Jeremy Leach, managing director of MPL, which has an FSA-approved subsidiary, said: “IFAs need to understand a great deal about a lot of different products.
“The product provider should share that accountability with the IFA. We should be accountable for the information we give advisers, who should then assess suitability and pass it on to clients. It must be a positive for the provider to be authorised by the IFA. There is an enormous accountability for the information we provide IFAs, much more than if we weren’t accountable to the FSA.”
Leach said that, according to MPL’s own analysis, it was the only one of six TLP providers distributing in the UK which used a regulated subsidiary.
MPL, whose funds are Cayman-domiciled, said it had recently sponsored a debate with IFAs in which participants agreed that a “‘good’ TLP fund should be sold via a UK-regulated promoter, have an investment process that uses the right actuarial analysis of the underlying policies, that invests in a diverse range of policies to control risk and maintains a diligent control on liquidity and currency risk.”

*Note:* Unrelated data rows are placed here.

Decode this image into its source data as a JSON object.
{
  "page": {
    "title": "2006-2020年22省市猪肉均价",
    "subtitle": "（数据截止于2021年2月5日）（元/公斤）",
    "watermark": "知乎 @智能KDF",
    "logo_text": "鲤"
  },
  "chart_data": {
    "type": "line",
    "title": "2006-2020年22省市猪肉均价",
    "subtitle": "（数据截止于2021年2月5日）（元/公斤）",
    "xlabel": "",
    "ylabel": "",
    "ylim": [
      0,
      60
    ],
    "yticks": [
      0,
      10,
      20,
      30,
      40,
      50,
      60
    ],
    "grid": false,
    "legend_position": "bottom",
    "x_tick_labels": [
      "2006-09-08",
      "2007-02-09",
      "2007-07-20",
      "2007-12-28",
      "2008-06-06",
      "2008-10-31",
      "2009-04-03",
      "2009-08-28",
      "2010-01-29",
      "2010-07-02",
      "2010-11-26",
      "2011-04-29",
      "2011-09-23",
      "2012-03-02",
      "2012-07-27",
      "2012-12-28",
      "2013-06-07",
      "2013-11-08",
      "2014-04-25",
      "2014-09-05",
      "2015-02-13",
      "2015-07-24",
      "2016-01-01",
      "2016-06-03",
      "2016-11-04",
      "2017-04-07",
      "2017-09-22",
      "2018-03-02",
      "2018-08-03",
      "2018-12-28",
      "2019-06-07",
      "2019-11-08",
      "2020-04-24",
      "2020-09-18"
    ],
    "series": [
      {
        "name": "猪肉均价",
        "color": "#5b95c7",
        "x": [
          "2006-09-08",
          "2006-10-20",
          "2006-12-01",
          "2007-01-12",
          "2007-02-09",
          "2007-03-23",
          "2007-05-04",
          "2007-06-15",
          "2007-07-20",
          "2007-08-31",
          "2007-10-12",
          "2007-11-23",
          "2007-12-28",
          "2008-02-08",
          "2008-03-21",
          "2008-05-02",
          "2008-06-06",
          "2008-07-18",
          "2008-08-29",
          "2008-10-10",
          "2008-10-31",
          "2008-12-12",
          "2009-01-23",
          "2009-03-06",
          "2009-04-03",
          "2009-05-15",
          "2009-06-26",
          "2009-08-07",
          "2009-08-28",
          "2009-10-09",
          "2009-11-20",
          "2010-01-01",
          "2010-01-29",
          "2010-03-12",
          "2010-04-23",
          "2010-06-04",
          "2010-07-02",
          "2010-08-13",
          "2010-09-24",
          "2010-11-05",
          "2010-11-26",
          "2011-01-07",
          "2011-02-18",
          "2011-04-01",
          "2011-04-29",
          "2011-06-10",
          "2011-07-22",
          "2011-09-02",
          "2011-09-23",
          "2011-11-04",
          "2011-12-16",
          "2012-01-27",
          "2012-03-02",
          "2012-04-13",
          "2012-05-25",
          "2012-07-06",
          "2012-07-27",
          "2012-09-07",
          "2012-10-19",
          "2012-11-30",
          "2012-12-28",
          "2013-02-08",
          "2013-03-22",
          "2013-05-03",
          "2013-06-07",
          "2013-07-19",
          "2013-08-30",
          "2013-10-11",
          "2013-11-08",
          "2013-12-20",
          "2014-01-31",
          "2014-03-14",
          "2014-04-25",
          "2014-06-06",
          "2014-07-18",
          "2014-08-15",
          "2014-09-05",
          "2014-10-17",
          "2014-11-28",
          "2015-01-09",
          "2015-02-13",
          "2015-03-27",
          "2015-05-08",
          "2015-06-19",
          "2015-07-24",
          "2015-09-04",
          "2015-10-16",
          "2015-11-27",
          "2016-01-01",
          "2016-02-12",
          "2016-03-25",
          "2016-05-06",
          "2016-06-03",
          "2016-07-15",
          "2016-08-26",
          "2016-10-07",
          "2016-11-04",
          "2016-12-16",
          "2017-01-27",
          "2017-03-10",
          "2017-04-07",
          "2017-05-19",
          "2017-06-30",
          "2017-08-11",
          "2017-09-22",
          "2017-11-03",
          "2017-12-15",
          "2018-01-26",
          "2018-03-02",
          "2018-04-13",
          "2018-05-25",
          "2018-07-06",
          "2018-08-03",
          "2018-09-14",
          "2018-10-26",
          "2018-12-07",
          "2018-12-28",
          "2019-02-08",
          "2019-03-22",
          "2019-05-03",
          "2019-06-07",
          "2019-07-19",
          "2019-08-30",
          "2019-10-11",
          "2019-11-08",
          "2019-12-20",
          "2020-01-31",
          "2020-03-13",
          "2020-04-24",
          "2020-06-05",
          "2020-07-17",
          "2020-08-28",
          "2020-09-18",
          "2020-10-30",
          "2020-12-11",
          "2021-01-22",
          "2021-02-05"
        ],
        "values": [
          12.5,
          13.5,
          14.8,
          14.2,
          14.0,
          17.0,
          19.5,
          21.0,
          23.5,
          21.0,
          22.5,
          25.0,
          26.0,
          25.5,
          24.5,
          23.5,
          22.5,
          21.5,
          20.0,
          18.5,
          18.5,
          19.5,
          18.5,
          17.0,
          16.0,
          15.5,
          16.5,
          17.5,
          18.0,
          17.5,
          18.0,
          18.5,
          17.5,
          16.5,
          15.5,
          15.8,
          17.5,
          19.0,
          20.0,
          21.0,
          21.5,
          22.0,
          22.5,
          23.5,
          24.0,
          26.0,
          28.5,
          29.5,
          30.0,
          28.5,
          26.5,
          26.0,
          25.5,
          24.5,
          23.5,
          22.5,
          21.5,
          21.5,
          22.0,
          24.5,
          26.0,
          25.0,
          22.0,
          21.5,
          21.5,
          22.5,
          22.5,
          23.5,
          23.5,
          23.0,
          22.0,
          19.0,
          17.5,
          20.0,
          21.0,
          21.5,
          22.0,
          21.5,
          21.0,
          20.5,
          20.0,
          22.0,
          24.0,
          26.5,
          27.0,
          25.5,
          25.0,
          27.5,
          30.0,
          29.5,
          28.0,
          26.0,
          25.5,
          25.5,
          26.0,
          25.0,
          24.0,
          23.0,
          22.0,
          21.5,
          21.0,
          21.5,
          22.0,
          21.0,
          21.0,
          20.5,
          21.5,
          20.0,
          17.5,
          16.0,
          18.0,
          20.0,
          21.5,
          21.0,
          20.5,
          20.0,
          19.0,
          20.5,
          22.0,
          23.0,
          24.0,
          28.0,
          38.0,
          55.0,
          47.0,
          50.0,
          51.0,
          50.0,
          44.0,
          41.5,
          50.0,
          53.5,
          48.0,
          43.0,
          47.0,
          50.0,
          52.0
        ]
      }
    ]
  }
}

MPL did not name the rival TLP providers it alleges are promoting their funds without using a directly regulated promoter.
Russell Golledge, an IFA with Essex-based Crystal Financial Management who took part in the discussion, said: “Recommending TLP funds is a minefield as they’re classed as unregulated. Working with a provider who is working with the FSA gives us comfort in that they are digging through the legislation like we are.
“Clients demand that we do due diligence. Investors like to see that we’re not just picking up any fund, especially an unregulated fund. We look for good names behind the fund, a good accountant, actuary, auditor, etc to ensure due diligence is being done.”